Une feuille de route pour ramener le guépard
Ce point technique a des conséquences très concrètes. L'Arabie saoudite travaille depuis plusieurs années à la réintroduction du guépard sur son territoire, et le principal problème était de savoir quels animaux ramener. Faire venir des guépards d'Afrique de l'Est ou australe revenait à installer une lignée qui n'avait probablement jamais vécu là.
Le guépard asiatique, lui, est quasiment intouchable : il en reste quelques dizaines en Iran. Le guépard d'Afrique du Nord-Ouest est également en danger critique, mais il compte autour de 400 individus et fait l'objet de programmes d'élevage en captivité. Les auteurs estiment qu'il constitue le candidat le plus réaliste pour un futur relâcher.

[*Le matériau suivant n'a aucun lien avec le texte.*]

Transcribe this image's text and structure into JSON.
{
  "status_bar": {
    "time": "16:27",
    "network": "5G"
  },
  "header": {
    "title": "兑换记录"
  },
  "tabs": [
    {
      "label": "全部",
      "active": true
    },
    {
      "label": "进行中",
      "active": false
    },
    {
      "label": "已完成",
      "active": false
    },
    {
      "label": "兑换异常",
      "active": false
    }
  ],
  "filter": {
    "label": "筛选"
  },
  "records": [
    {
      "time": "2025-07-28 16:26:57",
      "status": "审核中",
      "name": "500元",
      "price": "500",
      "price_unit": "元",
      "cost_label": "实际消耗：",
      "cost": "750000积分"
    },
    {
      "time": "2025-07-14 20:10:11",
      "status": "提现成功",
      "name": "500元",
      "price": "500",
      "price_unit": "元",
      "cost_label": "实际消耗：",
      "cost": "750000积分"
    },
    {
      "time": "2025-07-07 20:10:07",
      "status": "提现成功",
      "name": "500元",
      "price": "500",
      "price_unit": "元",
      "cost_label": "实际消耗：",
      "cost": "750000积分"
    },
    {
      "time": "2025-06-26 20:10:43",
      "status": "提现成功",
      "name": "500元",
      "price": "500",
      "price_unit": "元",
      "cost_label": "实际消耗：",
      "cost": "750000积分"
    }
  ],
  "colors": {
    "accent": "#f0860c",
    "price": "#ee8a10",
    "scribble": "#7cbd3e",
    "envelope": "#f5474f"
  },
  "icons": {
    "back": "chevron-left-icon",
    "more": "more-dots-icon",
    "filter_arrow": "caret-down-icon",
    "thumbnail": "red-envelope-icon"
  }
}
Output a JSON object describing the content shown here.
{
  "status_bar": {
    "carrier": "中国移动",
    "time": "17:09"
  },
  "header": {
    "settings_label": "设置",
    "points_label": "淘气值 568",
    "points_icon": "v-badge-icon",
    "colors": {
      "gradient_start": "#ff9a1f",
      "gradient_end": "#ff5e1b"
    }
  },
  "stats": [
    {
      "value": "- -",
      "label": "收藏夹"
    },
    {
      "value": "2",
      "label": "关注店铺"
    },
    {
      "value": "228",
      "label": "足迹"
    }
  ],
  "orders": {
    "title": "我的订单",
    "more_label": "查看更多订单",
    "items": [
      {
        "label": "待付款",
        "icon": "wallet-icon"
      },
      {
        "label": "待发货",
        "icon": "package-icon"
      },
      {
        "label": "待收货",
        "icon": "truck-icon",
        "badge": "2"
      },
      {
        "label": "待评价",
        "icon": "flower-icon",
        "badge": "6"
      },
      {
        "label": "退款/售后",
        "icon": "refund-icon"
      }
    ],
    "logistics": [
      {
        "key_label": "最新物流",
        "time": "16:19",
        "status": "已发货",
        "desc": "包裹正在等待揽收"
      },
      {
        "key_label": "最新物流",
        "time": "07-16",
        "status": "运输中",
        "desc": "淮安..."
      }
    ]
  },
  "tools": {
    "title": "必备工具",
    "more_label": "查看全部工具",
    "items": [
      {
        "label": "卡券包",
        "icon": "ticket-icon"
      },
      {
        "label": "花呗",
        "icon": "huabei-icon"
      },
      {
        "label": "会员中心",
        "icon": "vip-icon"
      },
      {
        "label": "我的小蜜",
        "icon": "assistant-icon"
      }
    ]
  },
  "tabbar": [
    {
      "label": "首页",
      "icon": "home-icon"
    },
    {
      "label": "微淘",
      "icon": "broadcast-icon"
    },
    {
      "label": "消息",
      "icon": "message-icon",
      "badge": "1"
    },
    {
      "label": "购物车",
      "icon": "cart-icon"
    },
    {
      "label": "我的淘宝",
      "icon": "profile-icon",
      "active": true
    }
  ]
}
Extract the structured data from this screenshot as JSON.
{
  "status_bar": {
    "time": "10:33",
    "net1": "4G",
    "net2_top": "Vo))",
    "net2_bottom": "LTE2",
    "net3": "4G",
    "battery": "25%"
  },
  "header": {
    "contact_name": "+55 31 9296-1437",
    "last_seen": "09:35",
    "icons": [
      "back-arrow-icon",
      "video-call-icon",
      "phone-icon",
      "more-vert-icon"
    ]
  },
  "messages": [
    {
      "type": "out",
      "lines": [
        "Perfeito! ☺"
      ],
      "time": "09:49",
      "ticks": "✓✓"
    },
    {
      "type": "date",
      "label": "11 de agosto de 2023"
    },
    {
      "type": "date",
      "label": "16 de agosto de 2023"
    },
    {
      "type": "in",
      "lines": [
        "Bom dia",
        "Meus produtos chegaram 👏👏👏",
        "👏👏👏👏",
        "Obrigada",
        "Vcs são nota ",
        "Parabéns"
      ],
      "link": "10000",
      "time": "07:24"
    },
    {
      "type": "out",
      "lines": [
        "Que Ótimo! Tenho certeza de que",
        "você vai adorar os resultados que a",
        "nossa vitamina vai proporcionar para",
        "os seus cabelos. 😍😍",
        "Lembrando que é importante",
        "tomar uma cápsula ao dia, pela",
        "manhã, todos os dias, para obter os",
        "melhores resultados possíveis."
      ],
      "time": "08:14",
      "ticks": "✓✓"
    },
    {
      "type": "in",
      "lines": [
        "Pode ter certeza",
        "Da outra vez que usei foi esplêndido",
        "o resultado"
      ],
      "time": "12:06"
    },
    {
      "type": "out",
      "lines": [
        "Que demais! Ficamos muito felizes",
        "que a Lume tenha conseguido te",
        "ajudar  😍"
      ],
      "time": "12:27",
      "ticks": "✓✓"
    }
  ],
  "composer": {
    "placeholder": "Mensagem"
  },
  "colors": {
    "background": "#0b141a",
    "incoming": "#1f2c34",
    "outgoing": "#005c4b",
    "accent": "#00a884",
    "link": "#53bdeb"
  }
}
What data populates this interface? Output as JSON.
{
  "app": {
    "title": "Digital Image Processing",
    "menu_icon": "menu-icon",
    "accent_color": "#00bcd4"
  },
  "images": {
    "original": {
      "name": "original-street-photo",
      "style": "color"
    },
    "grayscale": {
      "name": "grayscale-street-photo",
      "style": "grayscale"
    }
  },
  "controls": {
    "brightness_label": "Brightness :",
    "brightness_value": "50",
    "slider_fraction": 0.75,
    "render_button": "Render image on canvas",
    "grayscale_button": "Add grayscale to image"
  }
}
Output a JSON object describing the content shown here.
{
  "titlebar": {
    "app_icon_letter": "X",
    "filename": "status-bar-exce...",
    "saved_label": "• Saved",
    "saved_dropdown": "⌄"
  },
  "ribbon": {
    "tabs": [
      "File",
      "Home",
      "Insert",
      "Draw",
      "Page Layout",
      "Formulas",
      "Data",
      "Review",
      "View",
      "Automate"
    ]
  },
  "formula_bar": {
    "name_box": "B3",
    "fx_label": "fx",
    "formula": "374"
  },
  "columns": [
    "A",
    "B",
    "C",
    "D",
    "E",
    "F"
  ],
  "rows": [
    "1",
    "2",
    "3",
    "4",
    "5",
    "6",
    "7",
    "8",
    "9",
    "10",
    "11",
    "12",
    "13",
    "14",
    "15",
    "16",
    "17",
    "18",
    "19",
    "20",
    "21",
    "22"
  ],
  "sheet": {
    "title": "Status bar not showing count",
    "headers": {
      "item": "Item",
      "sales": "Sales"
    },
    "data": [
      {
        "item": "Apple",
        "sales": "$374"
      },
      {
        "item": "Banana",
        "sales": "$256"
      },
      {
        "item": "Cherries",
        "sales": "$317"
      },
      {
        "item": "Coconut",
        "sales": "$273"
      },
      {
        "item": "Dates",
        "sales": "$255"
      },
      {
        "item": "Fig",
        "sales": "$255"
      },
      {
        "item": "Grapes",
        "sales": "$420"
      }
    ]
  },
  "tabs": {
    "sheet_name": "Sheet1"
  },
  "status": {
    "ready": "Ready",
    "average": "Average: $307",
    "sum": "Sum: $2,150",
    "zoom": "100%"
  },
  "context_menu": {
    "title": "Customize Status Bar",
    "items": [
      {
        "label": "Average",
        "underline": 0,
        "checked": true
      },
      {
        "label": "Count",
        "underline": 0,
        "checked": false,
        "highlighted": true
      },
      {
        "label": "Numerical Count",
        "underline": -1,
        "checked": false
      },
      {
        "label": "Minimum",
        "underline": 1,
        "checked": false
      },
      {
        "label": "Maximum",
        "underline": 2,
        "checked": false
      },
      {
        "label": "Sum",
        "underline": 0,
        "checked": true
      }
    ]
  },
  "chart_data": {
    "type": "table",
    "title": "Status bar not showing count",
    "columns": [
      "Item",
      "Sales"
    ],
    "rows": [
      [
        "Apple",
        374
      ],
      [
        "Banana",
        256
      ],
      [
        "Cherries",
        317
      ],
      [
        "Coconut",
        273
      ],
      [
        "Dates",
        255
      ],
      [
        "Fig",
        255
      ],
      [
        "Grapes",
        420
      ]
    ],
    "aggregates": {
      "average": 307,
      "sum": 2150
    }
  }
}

Autre argument tiré des ossements : parmi les restes figurent aussi bien des adultes que des jeunes. Les guépards ne faisaient donc pas que traverser la région, ils s'y reproduisaient. Le paysage a soutenu des populations complètes, avec leurs proies, notamment les gazelles, dont les effectifs font aujourd'hui l'objet de programmes de restauration dans le royaume.
Les menaces qui avaient fait disparaître l'espèce, chasse excessive, transformation des terres, dérangement humain, ont reculé avec la création de vastes aires protégées. Reste à savoir si le désert saoudien peut redevenir ce qu'il était.
« Alors que les Saoudiens ramènent leurs espèces sauvages, le guépard sera un élément important du réensauvagement », estime Laurie Marker, fondatrice et directrice exécutive du Cheetah Conservation Fund, partenaire du programme saoudien.
Les chercheurs, eux, n'ont pas fini. Quatre momies et des dizaines de fragments osseux attendent encore d'être analysés. Chacun peut encore livrer une sous-espèce, une date, ou une raison de plus de comprendre pourquoi ces félins de plein soleil sont descendus sous terre.